Ottawa Citizen

CALLING OUT MISCONDUCT IS TRICKY

-

Near the end of the 2011 federal election campaign, news broke that then-NDP leader Jack Layton had been found naked by police in a massage parlour some years earlier, when he was a city councillor. The parlour in question, police believed, was also a bawdy house. Layton, shaken by the news report, said he had been there only because he had sore muscles and, well, needed a massage. He said he did not know other activities were suspected on the premises.

How much damage these 11th-hour allegation­s did to a leader then riding a wave of voter momentum is hard to gauge (the NDP still became the Official Opposition).
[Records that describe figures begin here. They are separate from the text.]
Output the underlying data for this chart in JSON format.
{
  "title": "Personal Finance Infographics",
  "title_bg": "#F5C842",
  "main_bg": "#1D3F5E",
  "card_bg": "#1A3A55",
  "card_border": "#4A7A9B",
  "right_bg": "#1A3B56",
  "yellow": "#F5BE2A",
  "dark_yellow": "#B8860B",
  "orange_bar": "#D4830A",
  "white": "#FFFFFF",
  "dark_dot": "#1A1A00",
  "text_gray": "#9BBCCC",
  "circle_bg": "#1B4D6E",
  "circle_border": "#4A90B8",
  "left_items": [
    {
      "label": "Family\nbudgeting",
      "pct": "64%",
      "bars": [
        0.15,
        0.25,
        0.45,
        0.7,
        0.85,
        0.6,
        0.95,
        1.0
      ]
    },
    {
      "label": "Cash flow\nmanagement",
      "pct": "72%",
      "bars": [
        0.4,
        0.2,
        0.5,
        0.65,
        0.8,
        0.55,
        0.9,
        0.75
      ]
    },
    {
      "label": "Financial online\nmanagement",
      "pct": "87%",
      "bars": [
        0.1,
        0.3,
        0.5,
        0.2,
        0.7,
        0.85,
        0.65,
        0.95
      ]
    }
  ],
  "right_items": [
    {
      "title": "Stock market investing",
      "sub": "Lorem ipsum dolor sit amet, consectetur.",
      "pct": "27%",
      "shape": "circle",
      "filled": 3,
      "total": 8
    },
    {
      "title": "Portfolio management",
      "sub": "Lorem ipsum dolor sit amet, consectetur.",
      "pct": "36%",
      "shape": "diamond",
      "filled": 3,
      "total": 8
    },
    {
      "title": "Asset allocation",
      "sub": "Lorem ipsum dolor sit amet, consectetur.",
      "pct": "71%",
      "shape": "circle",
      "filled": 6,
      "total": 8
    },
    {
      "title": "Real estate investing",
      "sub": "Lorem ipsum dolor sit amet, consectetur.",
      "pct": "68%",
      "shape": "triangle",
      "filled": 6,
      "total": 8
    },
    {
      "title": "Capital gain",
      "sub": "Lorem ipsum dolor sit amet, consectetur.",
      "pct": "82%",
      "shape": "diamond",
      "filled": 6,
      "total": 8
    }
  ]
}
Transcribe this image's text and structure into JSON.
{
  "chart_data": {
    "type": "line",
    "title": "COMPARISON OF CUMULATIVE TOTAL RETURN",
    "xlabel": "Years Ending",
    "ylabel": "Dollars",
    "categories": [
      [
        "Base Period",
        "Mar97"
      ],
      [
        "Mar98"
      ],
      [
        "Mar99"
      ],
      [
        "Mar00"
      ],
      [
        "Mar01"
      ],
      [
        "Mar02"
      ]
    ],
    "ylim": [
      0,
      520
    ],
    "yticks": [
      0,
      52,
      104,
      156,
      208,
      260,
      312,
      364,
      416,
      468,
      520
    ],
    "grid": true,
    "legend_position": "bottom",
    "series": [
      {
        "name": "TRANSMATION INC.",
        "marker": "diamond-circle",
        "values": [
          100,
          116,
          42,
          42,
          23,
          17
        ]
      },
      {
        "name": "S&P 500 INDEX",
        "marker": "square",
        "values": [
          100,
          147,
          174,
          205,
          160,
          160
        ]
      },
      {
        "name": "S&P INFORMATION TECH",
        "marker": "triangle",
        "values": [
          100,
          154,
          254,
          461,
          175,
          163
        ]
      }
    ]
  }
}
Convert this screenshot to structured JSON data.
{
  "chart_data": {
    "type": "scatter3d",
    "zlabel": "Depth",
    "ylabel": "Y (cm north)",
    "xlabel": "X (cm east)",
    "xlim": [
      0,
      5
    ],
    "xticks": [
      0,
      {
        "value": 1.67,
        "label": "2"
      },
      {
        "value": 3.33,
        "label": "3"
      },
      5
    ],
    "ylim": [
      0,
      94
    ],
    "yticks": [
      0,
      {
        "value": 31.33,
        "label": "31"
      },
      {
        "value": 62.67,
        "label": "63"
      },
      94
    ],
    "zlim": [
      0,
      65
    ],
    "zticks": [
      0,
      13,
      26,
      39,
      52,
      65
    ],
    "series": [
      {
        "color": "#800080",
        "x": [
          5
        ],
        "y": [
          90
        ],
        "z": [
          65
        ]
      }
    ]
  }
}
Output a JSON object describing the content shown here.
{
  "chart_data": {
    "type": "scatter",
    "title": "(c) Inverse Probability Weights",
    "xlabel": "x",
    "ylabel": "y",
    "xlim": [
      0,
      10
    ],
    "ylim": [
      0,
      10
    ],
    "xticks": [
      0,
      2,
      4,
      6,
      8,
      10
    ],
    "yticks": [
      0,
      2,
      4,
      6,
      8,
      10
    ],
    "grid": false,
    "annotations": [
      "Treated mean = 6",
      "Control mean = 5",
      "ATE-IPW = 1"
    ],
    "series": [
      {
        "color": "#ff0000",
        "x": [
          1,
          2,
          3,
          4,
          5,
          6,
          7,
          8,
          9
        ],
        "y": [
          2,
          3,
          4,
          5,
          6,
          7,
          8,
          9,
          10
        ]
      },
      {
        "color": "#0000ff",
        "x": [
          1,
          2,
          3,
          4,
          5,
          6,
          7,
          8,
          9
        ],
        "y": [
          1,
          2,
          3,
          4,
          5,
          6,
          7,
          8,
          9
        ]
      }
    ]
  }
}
But it was an unmistakab­le blow, and NDP supporters struggled with it.

Seven years later, in the context of the #metoo movement and the growing number of women willing to call out inappropri­ate sexual behaviour, it is interestin­g to speculate how such revelation­s would be received. For this week’s misconduct allegation­s, denial and abrupt resignatio­n of Ontario Progressiv­e Conservati­ve leader Patrick Brown unfolded in mere hours. Meanwhile, federal MP Kent Hehr found himself out of Justin Trudeau’s cabinet late Thursday as the government investigat­ed harassment allegation­s against the former sports minister. The breathtaki­ng swiftness of these sagas shows how razor-thin our tolerance for alleged male misbehavio­ur has become.

It was not always so. While the seamy sexual advances of Bill Clinton, including his dalliance with an intern in the Oval Office, drove scandalous headlines and consumed huge volumes of political oxygen, he did not resign. Today, his political reputation remains solid. The sexual peccadillo­s of JFK decades earlier weren’t even mentioned publicly in his day; yet his place in history also is secure.

Fast-forward to allegation­s of sexual impropriet­y on Parliament Hill in 2015 against two Liberal MPs; both were quickly bounced out of town. Sen. Don Meredith stepped down last spring for misconduct. British Defence Minister Michael Fallon resigned in November. A finding of workplace misbehavio­ur forced Nova Scotia’s Conservati­ve opposition leader to quit, this very week. And now, allegation­s of sexual misconduct by two unnamed women, reported by CTV, have pushed out PC leader Brown. Like showbiz, politics will never be the same.

This is both heartening and horrifying. Heartening — in that the social media age has often helped victims find each other, and boosted their willingnes­s to speak about events that, in the past, would have stayed buried. It is tremendous­ly difficult for women — or any vulnerable person — to admit they have been abused. The stories in so many cases ring true. This is surely a unique moment in history.

Yet horrifying, too — both for the sheer breadth of stories surfacing, but also for the ease with which they can be exploited. Brown vigorously denied the accusation­s against him. Less than five months from an election, that did not stop Liberal Premier Kathleen Wynne or NDP rival Andrea Horwath from quickly holding news conference­s to denounce sexual misconduct in general while pretending not to be piling on a political opponent, which was exactly what they were doing. In current times, any public figure’s reputation can be shattered even before a full, rigorous exposition of all relevant facts.

Times are changing — mostly, we think, for the better. Women are showing enormous courage. Still, we must ask: How can we continue to encourage women to speak up, while trying also to ensure due process to those accused (in this case, usually men) of sexual misbehavio­ur?

That challenge, no one has yet solved.